Il ritorno di Eto’o è davvero un affare per l’Inter?

I tifosi nerazzurri sognano il ritorno di Eto’o dopo la cessione all’Anzhi, ma il camerunense rappresenta davvero un’opportunità per l’Inter?

In appena due anni con l’Inter, Eto’o ha vinto tutto. Ciò accadeva, poco prima di fare i bagagli per trasferirsi in Russia nell’Anzhi di Sulejman Kerimov, magnate russo che si è stancato molto presto del calcio iniziando a cedere tutti i suoi gioielli pagati a peso d’oro a prezzo di saldo e riaffidando la squadra a Gadzhi Gadzhiev, tecnico che per la quinta volta in carriera ha accettato di sedere sulla panchina del club nonostante la smobilitazione in atto. Tra gli epurati c’è naturalmente anche Samuel Eto’o, la prima grande stella del calcio europeo (ed anche l’unica) che ha deciso di sposare il progetto attirato all’incredibile offerta di un triennale da 20,5 milioni di euro a stagione.

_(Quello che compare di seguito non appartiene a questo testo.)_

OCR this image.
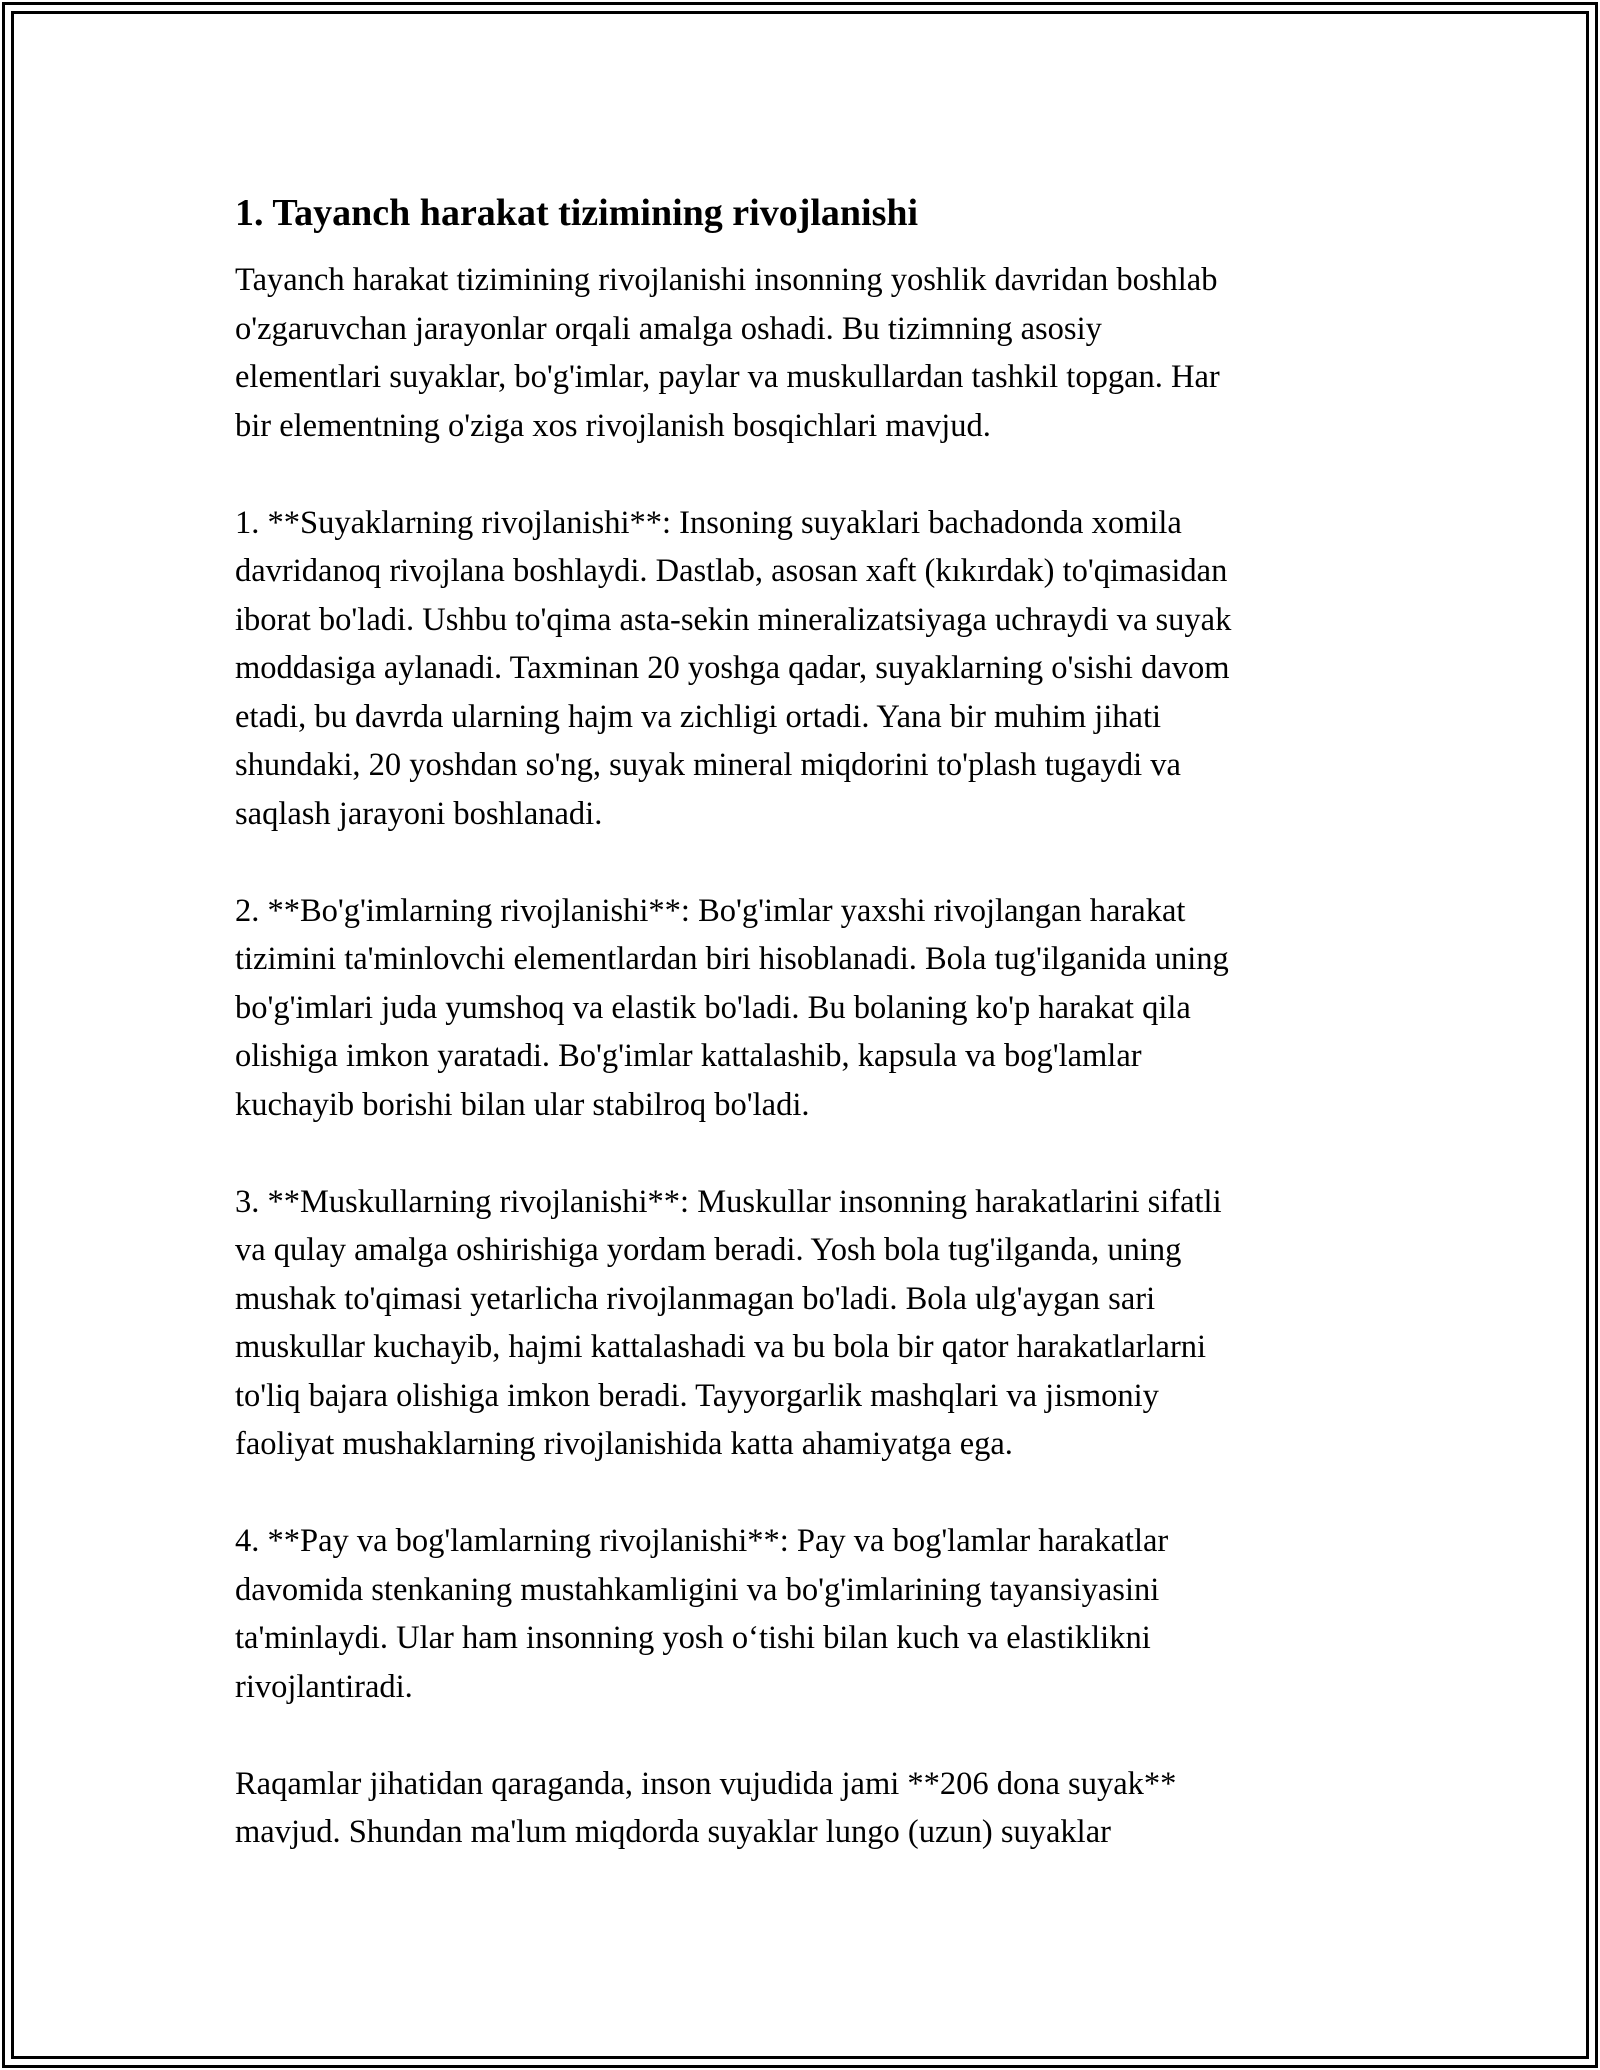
1. Tayanch harakat tizimining rivojlanishi
Tayanch harakat tizimining rivojlanishi insonning yoshlik davridan boshlab
o'zgaruvchan jarayonlar orqali amalga oshadi. Bu tizimning asosiy
elementlari suyaklar, bo'g'imlar, paylar va muskullardan tashkil topgan. Har
bir elementning o'ziga xos rivojlanish bosqichlari mavjud.
1. **Suyaklarning rivojlanishi**: Insoning suyaklari bachadonda xomila
davridanoq rivojlana boshlaydi. Dastlab, asosan xaft (kıkırdak) to'qimasidan
iborat bo'ladi. Ushbu to'qima asta-sekin mineralizatsiyaga uchraydi va suyak
moddasiga aylanadi. Taxminan 20 yoshga qadar, suyaklarning o'sishi davom
etadi, bu davrda ularning hajm va zichligi ortadi. Yana bir muhim jihati
shundaki, 20 yoshdan so'ng, suyak mineral miqdorini to'plash tugaydi va
saqlash jarayoni boshlanadi.
2. **Bo'g'imlarning rivojlanishi**: Bo'g'imlar yaxshi rivojlangan harakat
tizimini ta'minlovchi elementlardan biri hisoblanadi. Bola tug'ilganida uning
bo'g'imlari juda yumshoq va elastik bo'ladi. Bu bolaning ko'p harakat qila
olishiga imkon yaratadi. Bo'g'imlar kattalashib, kapsula va bog'lamlar
kuchayib borishi bilan ular stabilroq bo'ladi.
3. **Muskullarning rivojlanishi**: Muskullar insonning harakatlarini sifatli
va qulay amalga oshirishiga yordam beradi. Yosh bola tug'ilganda, uning
mushak to'qimasi yetarlicha rivojlanmagan bo'ladi. Bola ulg'aygan sari
muskullar kuchayib, hajmi kattalashadi va bu bola bir qator harakatlarlarni
to'liq bajara olishiga imkon beradi. Tayyorgarlik mashqlari va jismoniy
faoliyat mushaklarning rivojlanishida katta ahamiyatga ega.
4. **Pay va bog'lamlarning rivojlanishi**: Pay va bog'lamlar harakatlar
davomida stenkaning mustahkamligini va bo'g'imlarining tayansiyasini
ta'minlaydi. Ular ham insonning yosh o‘tishi bilan kuch va elastiklikni
rivojlantiradi.
Raqamlar jihatidan qaraganda, inson vujudida jami **206 dona suyak**
mavjud. Shundan ma'lum miqdorda suyaklar lungo (uzun) suyaklar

Eto’o in buona sostanza scelse di abbandonare il calcio che conta per assicurarsi un enorme mucchio di soldi ed ora, a 32 anni compiuti, vorrebbe rientrarvi dalla porta principale, senza tuttavia rinunciare ad uno stipendio con tanti zeri. Tra le pretendenti c’è anche l’Inter di Moratti, che diede il via libera alla cessione assecondando il giocatore smanioso di trasferirsi a Machačkala sulle sponde del Mar Caspio. Il miglior risultato ottenuto in Russia è stato il terzo posto nello scorso campionato alle spalle lo Zenit di Spalletti ed il CSKA Mosca che ha vinto il titolo.

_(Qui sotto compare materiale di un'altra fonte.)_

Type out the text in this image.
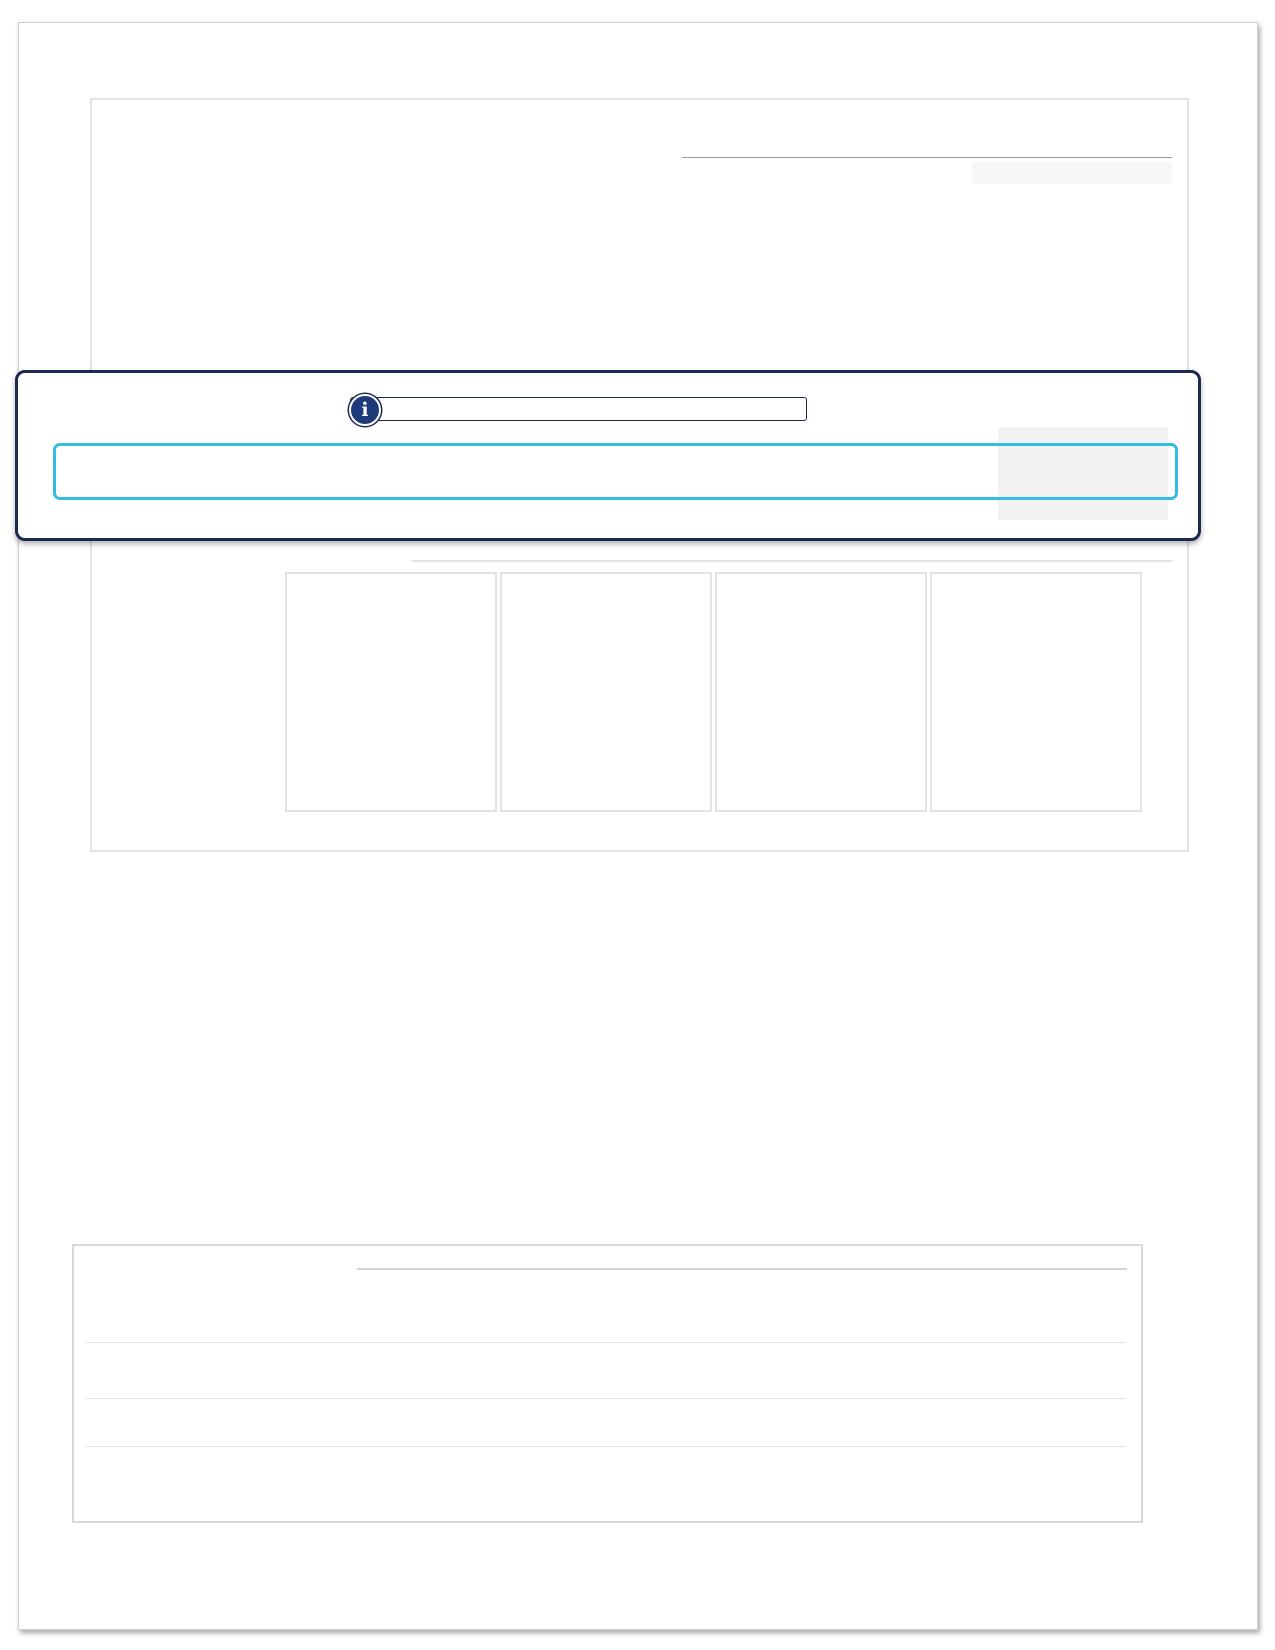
i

Sulle sue tracce però non c’è solo l’Inter, ma anche il Chelsea che sta incontrando grandi difficoltà per arrivare a Rooney, l’obiettivo principale per l’attacco. Secondo i rumors di calciomercato, i londinesi avrebbero proposto al giocatore, che sarebbe ben felice di ritrovare Mourinho, un contratto annuale con un compenso da 5 milioni. L’Inter invece si sarebbe spinta a mettere sul piatto un biennale da 4 milioni a stagione, sfruttando l’opportunità di non dover pagare il costo del cartellino al club russo. Alla fine sarà proprio Eto’o ad avere l’ultima parola, scegliendo la squadra che gli prometterà un ruolo da protagonista.

Oggettivamente all’Inter farebbe comodo un giocatore d’esperienza in attacco dove Belfodil e Icardi sono di primissimo pelo, mentre Milito è fin troppo stagionato oltre ad essere reduce da un brutto infortunio. L’unica certezza in avanti per i nerazzurri è Palacio, che anche nella disastrosa stagione dello scorso anno è riuscito a fare la differenza mettendo insieme 22 gol in 39 partite tra tutte le competizioni. Viene però da chiedersi se Eto’o abbia ancora le motivazioni e, soprattutto, le energie per rendere ad alti livelli. Di fatti è andato in Russia due anni fa optando per un pensionamento anticipato anche se poi è comunque riuscito a mantenere una buona media gol.

L’operazione di mercato ci sta; Eto’o ha ancora, almeno potenzialmente, un paio di anni di carriera davanti, conosce l’ambiente interista ed anche sotto il profilo economico è un buon affare considerato che l’Inter dovrebbe preoccuparsi solo dell’ingaggio. Detto questo il pericolo di tornare in Italia in stile Shevchenko esiste ed è concreto. L’ucraino tornò al Milan a 32 anni e si rese protagonista di una stagione anonima dopo le due annate deludenti nel Chelsea.

I rossoneri almeno poterono liberarsene subito alla fine del prestito annuale rispedendolo a Londra, mentre per l’Inter sarebbe molto più difficile riuscire a mandare via Eto’o prima della scadenza del biennale, soprattutto considerato che il camerunense ai soldi ci tiene eccome e nel calcio, con tutto quello che ha vinto tra Inter e Barcellona, ha ben poco da dimostrare.